CCS Junior Fellow Jiwon Yun’s new article, Isolated from Home, Trapped by Remittances: How Isolation Leads to Affective and Moral Pressures on North Korean Remittances,” (with Myung Ah Son) has been published in the International Migration Review, Winter 2025.

Abstract: What does it mean to remit to a country you would never return to? This article examines remittance practices of North Korean defectors in South Korea, who, despite being isolated from their country of origin, continue to remit. We conceptualize North Korean defectors as isolated migrants who have extremely low possibilities of visiting or returning home and face great difficulties when communicating with their family members. Inspired by scholarship that examines the social meaning of remittances for the migrants, we argue that the isolation from the country of origin has the effect of highlighting the affective and moral dimensions of remittances for the individual migrants.

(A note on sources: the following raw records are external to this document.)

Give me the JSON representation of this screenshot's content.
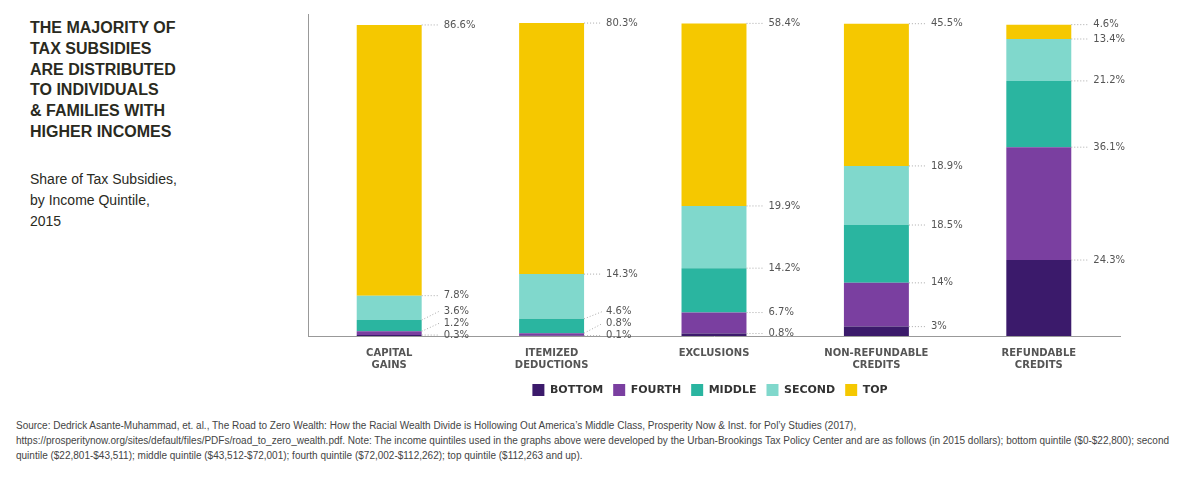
{
  "chart_data": {
    "type": "bar",
    "stacked": true,
    "title": "THE MAJORITY OF\nTAX SUBSIDIES\nARE DISTRIBUTED\nTO INDIVIDUALS\n& FAMILIES WITH\nHIGHER INCOMES",
    "subtitle": "Share of Tax Subsidies,\nby Income Quintile,\n2015",
    "annotations": [
      "Source: Dedrick Asante-Muhammad, et. al., The Road to Zero Wealth: How the Racial Wealth Divide is Hollowing Out America’s Middle Class, Prosperity Now & Inst. for Pol’y Studies (2017), https://prosperitynow.org/sites/default/files/PDFs/road_to_zero_wealth.pdf.  Note: The income quintiles used in the graphs above were developed by the Urban-Brookings Tax Policy Center and are as follows (in 2015 dollars); bottom quintile ($0-$22,800); second quintile ($22,801-$43,511); middle quintile ($43,512-$72,001); fourth quintile ($72,002-$112,262); top quintile ($112,263 and up)."
    ],
    "categories": [
      "CAPITAL\nGAINS",
      "ITEMIZED\nDEDUCTIONS",
      "EXCLUSIONS",
      "NON-REFUNDABLE\nCREDITS",
      "REFUNDABLE\nCREDITS"
    ],
    "series": [
      {
        "name": "BOTTOM",
        "color": "#3b1a6b",
        "values": [
          0.3,
          0.1,
          0.8,
          3.0,
          24.3
        ],
        "value_labels": [
          "0.3%",
          "0.1%",
          "0.8%",
          "3%",
          "24.3%"
        ]
      },
      {
        "name": "FOURTH",
        "color": "#7a3fa0",
        "values": [
          1.2,
          0.8,
          6.7,
          14.0,
          36.1
        ],
        "value_labels": [
          "1.2%",
          "0.8%",
          "6.7%",
          "14%",
          "36.1%"
        ]
      },
      {
        "name": "MIDDLE",
        "color": "#2ab5a0",
        "values": [
          3.6,
          4.6,
          14.2,
          18.5,
          21.2
        ],
        "value_labels": [
          "3.6%",
          "4.6%",
          "14.2%",
          "18.5%",
          "21.2%"
        ]
      },
      {
        "name": "SECOND",
        "color": "#80d8cc",
        "values": [
          7.8,
          14.3,
          19.9,
          18.9,
          13.4
        ],
        "value_labels": [
          "7.8%",
          "14.3%",
          "19.9%",
          "18.9%",
          "13.4%"
        ]
      },
      {
        "name": "TOP",
        "color": "#f5c800",
        "values": [
          86.6,
          80.3,
          58.4,
          45.5,
          4.6
        ],
        "value_labels": [
          "86.6%",
          "80.3%",
          "58.4%",
          "45.5%",
          "4.6%"
        ]
      }
    ],
    "ylim": [
      0,
      103
    ],
    "grid": false,
    "legend": "bottom",
    "data_labels": true,
    "tick_labels": "x"
  }
}
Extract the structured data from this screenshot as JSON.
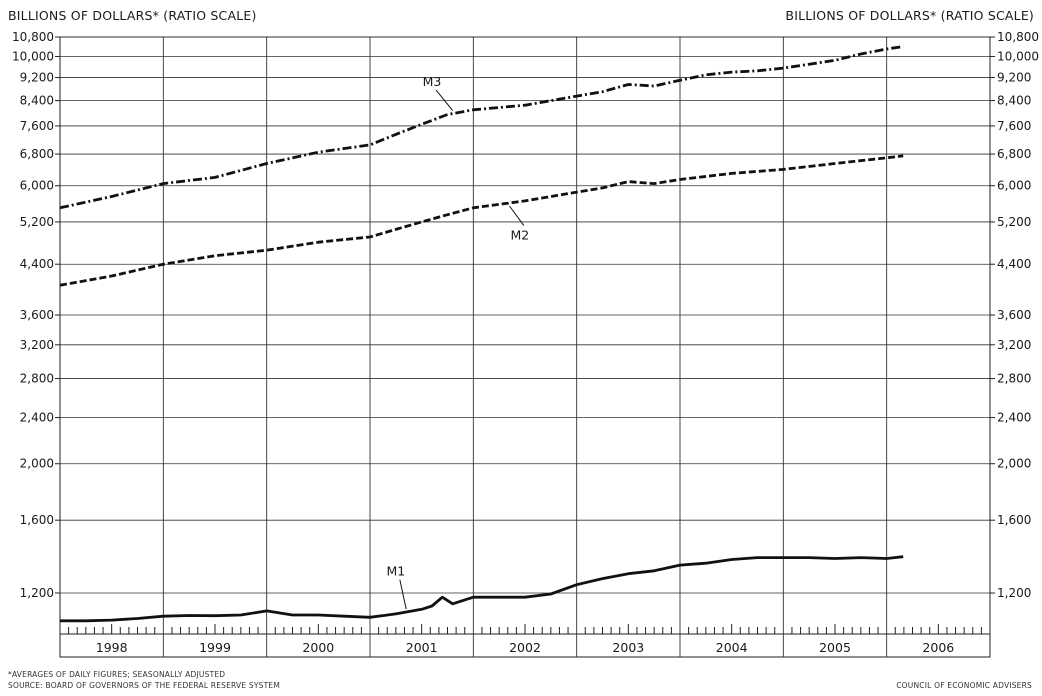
{
  "chart_data": {
    "type": "line",
    "title": "",
    "left_axis_label": "BILLIONS OF DOLLARS* (RATIO SCALE)",
    "right_axis_label": "BILLIONS OF DOLLARS* (RATIO SCALE)",
    "scale": "log",
    "ylim": [
      1070,
      10800
    ],
    "yticks": [
      1200,
      1600,
      2000,
      2400,
      2800,
      3200,
      3600,
      4400,
      5200,
      6000,
      6800,
      7600,
      8400,
      9200,
      10000,
      10800
    ],
    "ytick_labels": [
      "1,200",
      "1,600",
      "2,000",
      "2,400",
      "2,800",
      "3,200",
      "3,600",
      "4,400",
      "5,200",
      "6,000",
      "6,800",
      "7,600",
      "8,400",
      "9,200",
      "10,000",
      "10,800"
    ],
    "x_categories": [
      "1998",
      "1999",
      "2000",
      "2001",
      "2002",
      "2003",
      "2004",
      "2005",
      "2006"
    ],
    "xlim": [
      1998.0,
      2007.0
    ],
    "grid": true,
    "series": [
      {
        "name": "M3",
        "style": "dash-dot",
        "x": [
          1998.0,
          1998.5,
          1999.0,
          1999.5,
          2000.0,
          2000.5,
          2001.0,
          2001.25,
          2001.5,
          2001.75,
          2002.0,
          2002.5,
          2003.0,
          2003.25,
          2003.5,
          2003.75,
          2004.0,
          2004.25,
          2004.5,
          2004.75,
          2005.0,
          2005.25,
          2005.5,
          2005.75,
          2006.0,
          2006.16
        ],
        "values": [
          5500,
          5750,
          6050,
          6200,
          6550,
          6850,
          7050,
          7350,
          7650,
          7950,
          8100,
          8250,
          8550,
          8700,
          8950,
          8900,
          9100,
          9300,
          9400,
          9450,
          9550,
          9700,
          9850,
          10100,
          10300,
          10400
        ]
      },
      {
        "name": "M2",
        "style": "dashed",
        "x": [
          1998.0,
          1998.5,
          1999.0,
          1999.5,
          2000.0,
          2000.5,
          2001.0,
          2001.25,
          2001.5,
          2001.75,
          2002.0,
          2002.5,
          2003.0,
          2003.25,
          2003.5,
          2003.75,
          2004.0,
          2004.5,
          2005.0,
          2005.5,
          2006.0,
          2006.16
        ],
        "values": [
          4050,
          4200,
          4400,
          4550,
          4650,
          4800,
          4900,
          5050,
          5200,
          5350,
          5500,
          5650,
          5850,
          5950,
          6100,
          6050,
          6150,
          6300,
          6400,
          6550,
          6700,
          6750
        ]
      },
      {
        "name": "M1",
        "style": "solid",
        "x": [
          1998.0,
          1998.25,
          1998.5,
          1998.75,
          1999.0,
          1999.25,
          1999.5,
          1999.75,
          2000.0,
          2000.25,
          2000.5,
          2000.75,
          2001.0,
          2001.25,
          2001.5,
          2001.6,
          2001.7,
          2001.8,
          2002.0,
          2002.25,
          2002.5,
          2002.75,
          2003.0,
          2003.25,
          2003.5,
          2003.75,
          2004.0,
          2004.25,
          2004.5,
          2004.75,
          2005.0,
          2005.25,
          2005.5,
          2005.75,
          2006.0,
          2006.16
        ],
        "values": [
          1075,
          1075,
          1078,
          1085,
          1095,
          1098,
          1097,
          1100,
          1118,
          1100,
          1100,
          1095,
          1090,
          1105,
          1125,
          1140,
          1180,
          1150,
          1180,
          1180,
          1180,
          1195,
          1240,
          1270,
          1295,
          1310,
          1340,
          1350,
          1370,
          1380,
          1380,
          1380,
          1375,
          1380,
          1375,
          1385
        ]
      }
    ],
    "annotations": [
      "M3",
      "M2",
      "M1"
    ]
  },
  "footer": {
    "note": "*AVERAGES OF DAILY FIGURES; SEASONALLY ADJUSTED",
    "source": "SOURCE: BOARD OF GOVERNORS OF THE FEDERAL RESERVE SYSTEM",
    "credit": "COUNCIL OF ECONOMIC ADVISERS"
  }
}
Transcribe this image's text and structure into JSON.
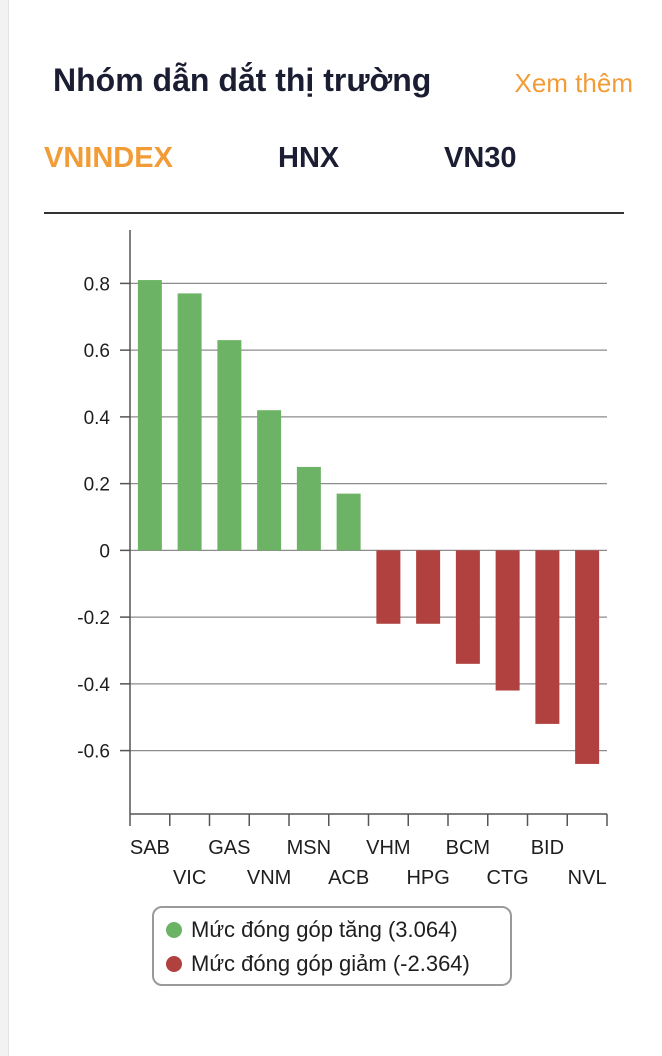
{
  "header": {
    "title": "Nhóm dẫn dắt thị trường",
    "more_link": "Xem thêm"
  },
  "tabs": [
    {
      "label": "VNINDEX",
      "active": true
    },
    {
      "label": "HNX",
      "active": false
    },
    {
      "label": "VN30",
      "active": false
    }
  ],
  "colors": {
    "accent": "#f29c38",
    "positive": "#6db365",
    "negative": "#b0413e",
    "text": "#1b1e33"
  },
  "chart_data": {
    "type": "bar",
    "categories": [
      "SAB",
      "VIC",
      "GAS",
      "VNM",
      "MSN",
      "ACB",
      "VHM",
      "HPG",
      "BCM",
      "CTG",
      "BID",
      "NVL"
    ],
    "values": [
      0.81,
      0.77,
      0.63,
      0.42,
      0.25,
      0.17,
      -0.22,
      -0.22,
      -0.34,
      -0.42,
      -0.52,
      -0.64
    ],
    "y_ticks": [
      0.8,
      0.6,
      0.4,
      0.2,
      0,
      -0.2,
      -0.4,
      -0.6
    ],
    "y_tick_labels": [
      "0.8",
      "0.6",
      "0.4",
      "0.2",
      "0",
      "-0.2",
      "-0.4",
      "-0.6"
    ],
    "ylim": [
      -0.79,
      0.96
    ],
    "grid": true,
    "legend": [
      {
        "label": "Mức đóng góp tăng (3.064)",
        "color": "#6db365"
      },
      {
        "label": "Mức đóng góp giảm (-2.364)",
        "color": "#b0413e"
      }
    ]
  }
}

Through in-depth interviews with 24 defectors in South Korea, we illustrate how remittances serve as retainers of relationship, allowing defectors to maintain family ties. Remitting also helps to resolve the feeling of “sin” that comes with leaving their family in North Korea. These meanings evolve into affective and moral pressures for North Korean defectors, who respond by prioritizing short-term incomes for remittances over long-term investments to aid their resettlement in South Korea.